– Но не такой кровью, как наша Федерация, – напомнил Вукославлевич. – Скажу вам откровенно. Я не любил покойного Баштича. Он был популистом, демагогом и авантюристом. Его жизнь была похожа на некое авантюрное приключение. В начале девяностых его едва не арестовали за финансовые махинации, но спасла женитьба на дочери банкира Китанова. Он всегда балансировал на краю, это был стиль его жизни и политики. И, конечно, его безумная идея о воссоздании некоего экономического союза между бывшими республиками нашей страны не могла завершиться ничем позитивным. Мы слишком далеко ушли друг от друга. Но он верил, что подобные соглашения возможны, поэтому и пригласил в Белград представителей левоцентристских партий. Формально они не были официальными представителями своих государств, и это можно было выдать всего лишь за встречу представителей партий. Но все понимали, какой резонанс вызовет эта первая встреча. И Баштича на ней убивают. Показательно и грубо. Именно поэтому такое громкое преступление всколыхнуло всю нашу страну. Мы обязаны понять, кто и зачем стоял за убийством вице-премьера. – Он помолчал и добавил: – Так что вы напрасно считаете, что вам мешают или вас пригласили для того, чтобы успокоить международное общественное мнение. Нам нужно успокоить прежде всего самих себя и понять, кто стоит за этим убийством. А уже потом – каким образом и кто конкретно его совершил. Хотя, на мой взгляд, уже понятно, что никто из находившихся в доме людей не мог этого сделать. Или вы думаете иначе?
– Я пока не сформулировал своего мнения, – признался Дронго, – но пытаюсь проверять все версии. И мне действительно нужно завтра срочно лететь на встречу с вдовой Баштича, а потом успеть в Загреб на встречу с его первой супругой.
– Она вас не примет, пока мы не отпустим Зорана, – задумчиво произнес Вукославлевич. – А вы действительно считаете, что вам нужна эта встреча?
– Иначе не стал бы на ней настаивать.
– Хорошо, – согласился прокурор, – сегодня мы разрешим Зорану уехать. В конце концов вся ответственность за дальнейшее расследование будет лежать на вас. Я поговорю с руководством службы безопасности, чтобы разрешили капитану Орличу вас сопровождать.
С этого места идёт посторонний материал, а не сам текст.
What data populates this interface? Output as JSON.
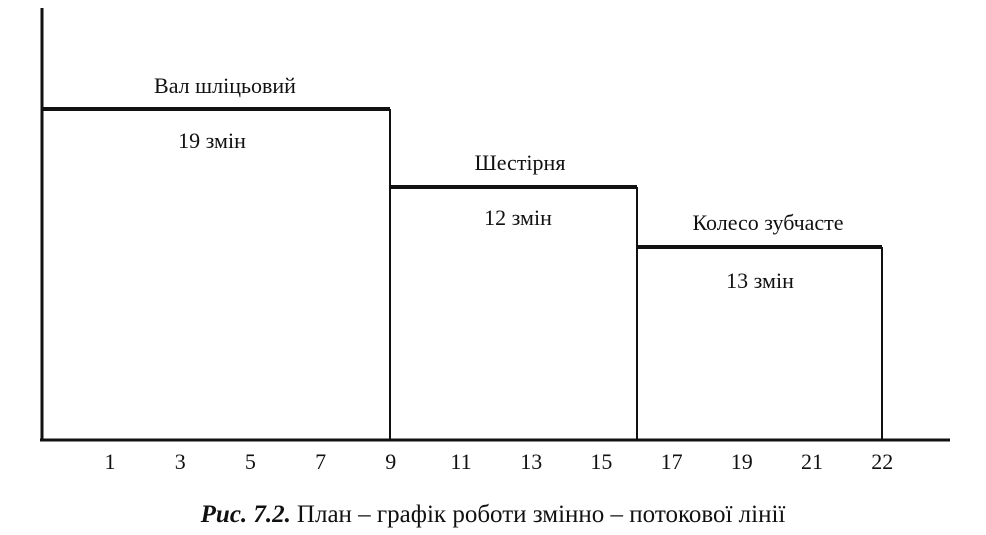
{
  "blocks": [
    {
      "name": "Вал  шліцьовий",
      "label": "19 змін"
    },
    {
      "name": "Шестірня",
      "label": "12 змін"
    },
    {
      "name": "Колесо  зубчасте",
      "label": "13 змін"
    }
  ],
  "x_labels": [
    1,
    3,
    5,
    7,
    9,
    11,
    13,
    15,
    17,
    19,
    21,
    22
  ],
  "caption": {
    "figure": "Рис. 7.2.",
    "text": "План – графік роботи змінно – потокової лінії"
  }
}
Но учтите, что срок, который вы назвали генералу Обрадовичу, остается в силе. Через пять или шесть дней мы потребуем, чтобы вы назвали нам, кто, зачем и как убил Предрага Баштича. Надеюсь, вы это понимаете?
– Я привык отвечать за свои слова и поступки, – сказал Дронго, – постараюсь успеть.
– Можете идти, – кивнул на прощание Вукославлевич. – Должен вам признаться, что я первый раз в жизни встречаюсь с таким упертым и упрямым человеком. Если вы потерпите неудачу, то накажут в первую очередь именно меня, ведь я курирую следствие в нашей прокуратуре. Наш генеральный всю ответственность уже переложил на меня. Об этом тоже помните, когда будете вспоминать наш разговор. До свидания.
– До свидания. – Дронго поднялся и вышел из кабинета.
Когда он вернулся в комнату, где они работали, Орлич сразу бросился к нему:
– Вас отстранили? Нам не разрешат поехать? Они решили сами проводить расследование?
– Почему такие мрачные мысли? Меня не отстранили. Нам разрешат поехать. И расследование нужно завершить именно нам. – Дронго сказал «нам», и Орлич улыбнулся. Ему было приятно, что прибывший эксперт говорит о нем как о своем коллеге.
– Рейс на Мюнхен завтра утром, – напомнил он, смущенно улыбаясь, – но пока нам не выделили командировочных, чтобы купить билеты.
– Не будем ждать этих чиновников. Я дам тебе номер моей кредитной карточки, можешь по ней заказать билеты. И постарайся связаться с фрау Хейнкесс и госпожой Квесич. Прямо из Мюнхена мы полетим в Загреб. Найди подходящий рейс и закажи билеты. А вечером вернемся обратно в Белград.
– Вы говорили, что не любите летать, – напомнил Орлич.
– Не просто не люблю, а боюсь. Но нужно пересиливать свой страх. Приходится садиться в эти летающие устройства, которые так облегчают жизнь, – кивнул Дронго. – Давай помоги мне лучше с одним переводом. Мне нужно точное патологоанатомическое описание тела погибшего. Понимаю, что будет трудно, там свои термины и названия. Но мне необходим максимально точный перевод.
Павел достал копию экспертизы. Через некоторое время на столе уже лежал перевод акта экспертизы. Дронго задумчиво его перечитал. Затем спросил у своего молодого переводчика:
– Здесь указано, что акт утвержден профессором Младеновичем. Кто это такой?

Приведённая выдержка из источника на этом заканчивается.